Como resultado, las piezas de bordado y la ropa en la tienda desaparecían visiblemente a medida que se compraban.
Ling’er visitaba a Qiao Mai cada pocos días para pedir más suministros. La primera vez, Qiao Mai no les cobró los precios de compra, considerándolo como apoyo. La segunda vez, les proporcionó los precios de compra.
Cada vez que Ling’er venía a buscar suministros, tenía que saldar la cuenta anterior.
Algunas mujeres de aldeas cercanas también comenzaron a venir para recibir pedidos. Sin embargo, la Niñera Jin elevó sus estándares y no les permitió usar los viejos patrones.
Tenían que calcar los nuevos que ella proporcionaba.
También aumentó el depósito y requirió el uso de la tela proporcionada. Si el trabajo no cumplía con los requisitos, se deduciría el depósito.
Por lo tanto, no muchas podían cumplir con los estándares. La Niñera Jin era estricta, exigiendo que sus habilidades mejoraran. Nadie podía permitirse esperarlas.

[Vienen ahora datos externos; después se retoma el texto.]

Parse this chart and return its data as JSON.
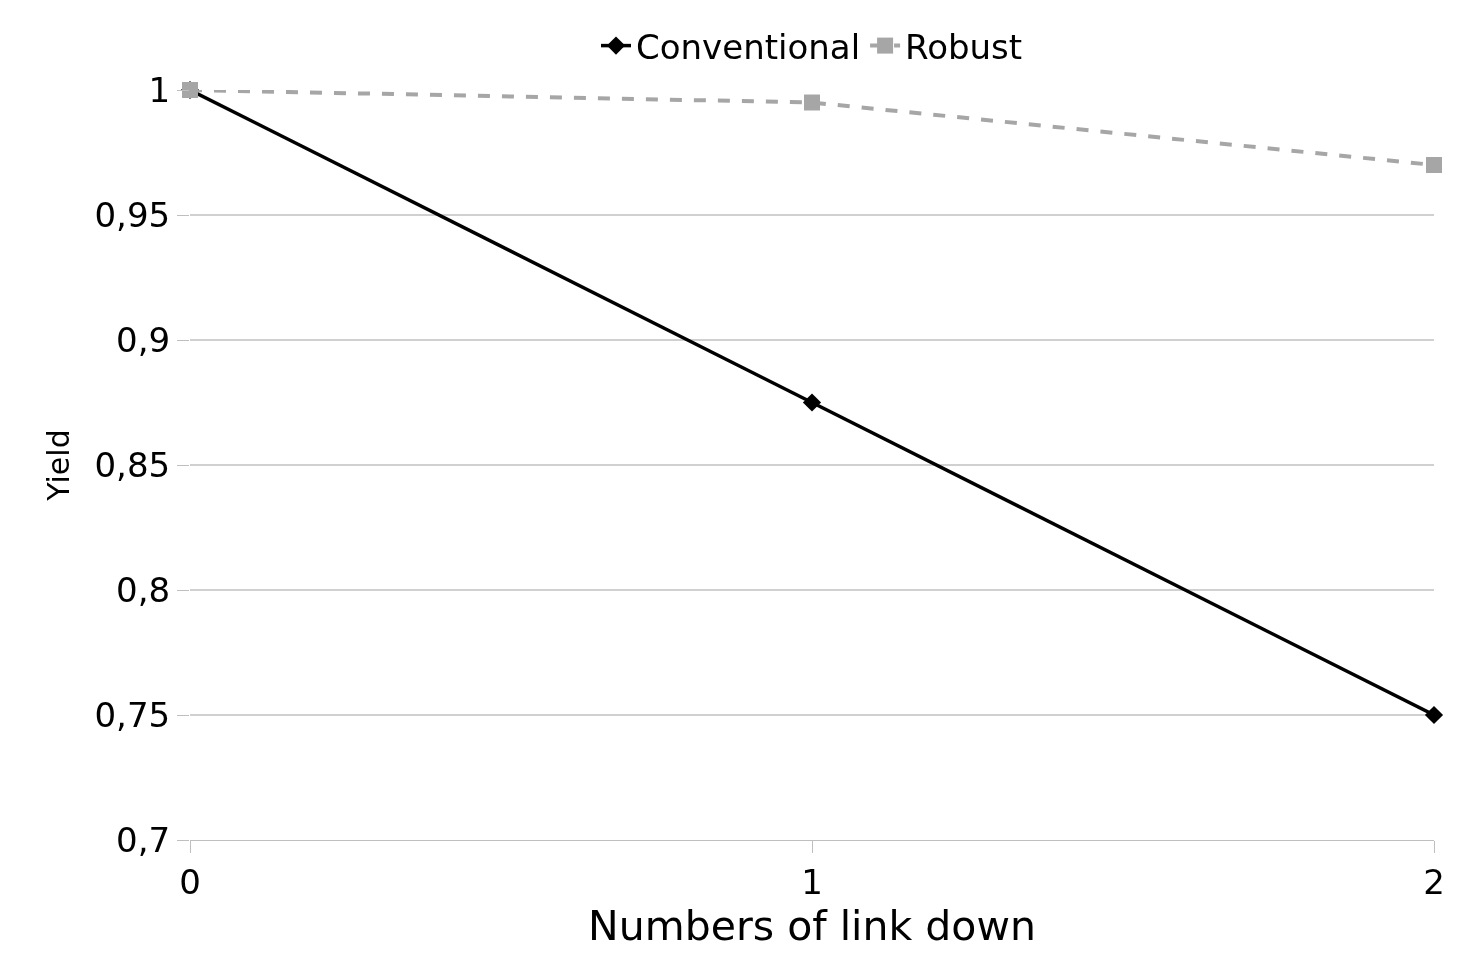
{
  "chart_data": {
    "type": "line",
    "xlabel": "Numbers of link down",
    "ylabel": "Yield",
    "categories": [
      "0",
      "1",
      "2"
    ],
    "series": [
      {
        "name": "Conventional",
        "color": "#000000",
        "values": [
          1,
          0.875,
          0.75
        ],
        "marker": "diamond",
        "line_style": "solid"
      },
      {
        "name": "Robust",
        "color": "#a6a6a6",
        "values": [
          1,
          0.995,
          0.97
        ],
        "marker": "square",
        "line_style": "dashed"
      }
    ],
    "ylim": [
      0.7,
      1
    ],
    "yticks": [
      {
        "value": 0.7,
        "label": "0,7"
      },
      {
        "value": 0.75,
        "label": "0,75"
      },
      {
        "value": 0.8,
        "label": "0,8"
      },
      {
        "value": 0.85,
        "label": "0,85"
      },
      {
        "value": 0.9,
        "label": "0,9"
      },
      {
        "value": 0.95,
        "label": "0,95"
      },
      1
    ],
    "grid": "y",
    "legend": "top"
  }
}
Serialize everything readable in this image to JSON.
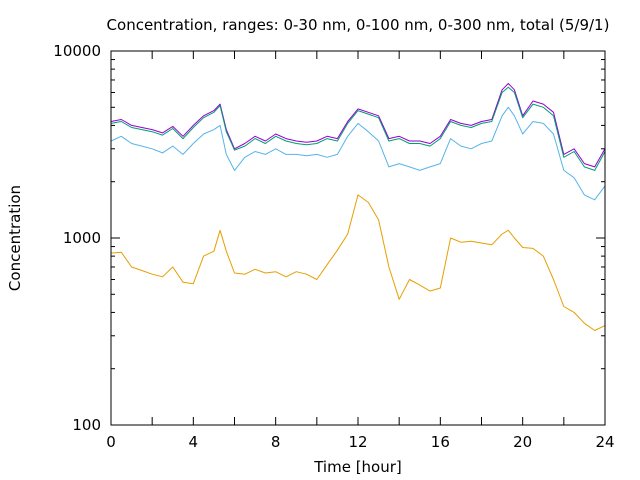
{
  "chart_data": {
    "type": "line",
    "title": "Concentration, ranges: 0-30 nm, 0-100 nm, 0-300 nm, total (5/9/1)",
    "xlabel": "Time [hour]",
    "ylabel": "Concentration",
    "x_ticks": [
      "0",
      "4",
      "8",
      "12",
      "16",
      "20",
      "24"
    ],
    "y_ticks": [
      "100",
      "1000",
      "10000"
    ],
    "xlim": [
      0,
      24
    ],
    "ylim": [
      100,
      10000
    ],
    "y_scale": "log",
    "grid": false,
    "legend": "none",
    "x": [
      0,
      0.5,
      1,
      1.5,
      2,
      2.5,
      3,
      3.5,
      4,
      4.5,
      5,
      5.3,
      5.6,
      6,
      6.5,
      7,
      7.5,
      8,
      8.5,
      9,
      9.5,
      10,
      10.5,
      11,
      11.5,
      12,
      12.5,
      13,
      13.5,
      14,
      14.5,
      15,
      15.5,
      16,
      16.5,
      17,
      17.5,
      18,
      18.5,
      19,
      19.3,
      19.6,
      20,
      20.5,
      21,
      21.5,
      22,
      22.5,
      23,
      23.5,
      24
    ],
    "series": [
      {
        "color": "#9400d3",
        "values": [
          4200,
          4300,
          4000,
          3900,
          3800,
          3650,
          3950,
          3500,
          4000,
          4500,
          4800,
          5200,
          3800,
          3000,
          3200,
          3500,
          3300,
          3600,
          3400,
          3300,
          3250,
          3300,
          3500,
          3400,
          4200,
          4900,
          4700,
          4500,
          3400,
          3500,
          3300,
          3300,
          3200,
          3500,
          4300,
          4100,
          4000,
          4200,
          4300,
          6200,
          6700,
          6200,
          4500,
          5400,
          5200,
          4700,
          2800,
          3000,
          2500,
          2400,
          3000
        ]
      },
      {
        "color": "#009e73",
        "values": [
          4100,
          4200,
          3900,
          3800,
          3700,
          3550,
          3850,
          3400,
          3900,
          4400,
          4700,
          5100,
          3700,
          2950,
          3100,
          3400,
          3200,
          3500,
          3300,
          3200,
          3150,
          3200,
          3400,
          3300,
          4100,
          4800,
          4600,
          4400,
          3300,
          3400,
          3200,
          3200,
          3100,
          3400,
          4200,
          4000,
          3900,
          4100,
          4200,
          6000,
          6400,
          6000,
          4400,
          5200,
          5000,
          4500,
          2700,
          2900,
          2400,
          2300,
          2900
        ]
      },
      {
        "color": "#56b4e9",
        "values": [
          3300,
          3500,
          3200,
          3100,
          3000,
          2850,
          3100,
          2800,
          3200,
          3600,
          3800,
          4000,
          2800,
          2300,
          2700,
          2900,
          2800,
          3000,
          2800,
          2800,
          2750,
          2800,
          2700,
          2800,
          3500,
          4100,
          3700,
          3300,
          2400,
          2500,
          2400,
          2300,
          2400,
          2500,
          3400,
          3100,
          3000,
          3200,
          3300,
          4500,
          5000,
          4500,
          3600,
          4200,
          4100,
          3600,
          2300,
          2100,
          1700,
          1600,
          1900
        ]
      },
      {
        "color": "#e69f00",
        "values": [
          830,
          840,
          700,
          670,
          640,
          620,
          700,
          580,
          570,
          800,
          850,
          1100,
          850,
          650,
          640,
          680,
          650,
          660,
          620,
          660,
          640,
          600,
          720,
          860,
          1050,
          1700,
          1550,
          1250,
          700,
          470,
          600,
          560,
          520,
          540,
          1000,
          950,
          960,
          940,
          920,
          1050,
          1100,
          1000,
          890,
          880,
          800,
          600,
          430,
          400,
          350,
          320,
          340
        ]
      }
    ]
  }
}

Las exigencias de la Niñera Jin eran estrictas, pero los precios que ofrecía eran altos, lo que hacía que muchas mujeres ociosas estuvieran ansiosas por participar.
Como resultado, las mujeres de toda la ciudad se volvieron activas.
Las habilidades de costura de la Niñera Jin eran excelentes, considerando que era la maestra de Ling’er. Estaba dispuesta a enseñar a las interesadas durante su tiempo libre.
Fue afortunado que el clima todavía fuera cálido. Instalaron una sombra frente a la tienda. Algunas mujeres traían su trabajo a la tienda y pedían la orientación de la Niñera Jin.
Las clases de costura de Ling’er también se realizaban en la tienda.
Trabajaba junto con las mujeres, sintiendo que el tiempo pasaba rápidamente.
La tienda estaba floreciendo. Qiao Mai no tenía que involucrarse directamente porque la Niñera Jin y Ling’er lo manejaban todo por su cuenta.
En un mes, el negocio prosperaba.
Incluso la temporada de lluvias no disuadió a las damas y jóvenes de los pueblos vecinos de venir a la Casa de Bordado Afortunado.
Un día de julio, un carruaje se detuvo frente a la tienda.
La Niñera Jin estaba enseñando a Ling’er a escribir cuando vio el carruaje. Entrecerró los ojos.
El carruaje y el cochero eran de alta calidad, y aunque no había guardaespaldas, la Niñera Jin sabía que no debía meterse con las personas en su interior. Eran ricos o nobles.
Como era de esperar, una doncella mayor bajó primero del carruaje, seguida por dos doncellas más, y finalmente, una joven bien vestida.
La joven era hermosa. Cada gesto suyo exudaba el refinamiento de una dama de una familia prominente.
Cuando bajó del carruaje, sus doncellas colocaron cojines en el suelo para asegurarse de que sus zapatos bordados no se ensuciaran.
Ling’er también lo notó. La Niñera Jin le indicó que continuara practicando la escritura mientras ella recibía a los invitados en la puerta.
—Señorita, por favor entre. Parece que no es de por aquí, ¿verdad?
—Somos de la capital. Oímos hablar de la reputación de la Casa de Bordado Afortunado y vinimos a ver por nosotras mismas.
La joven entró en la tienda y comenzó a mirar. Su expresión mostraba que le gustaban mucho los artículos.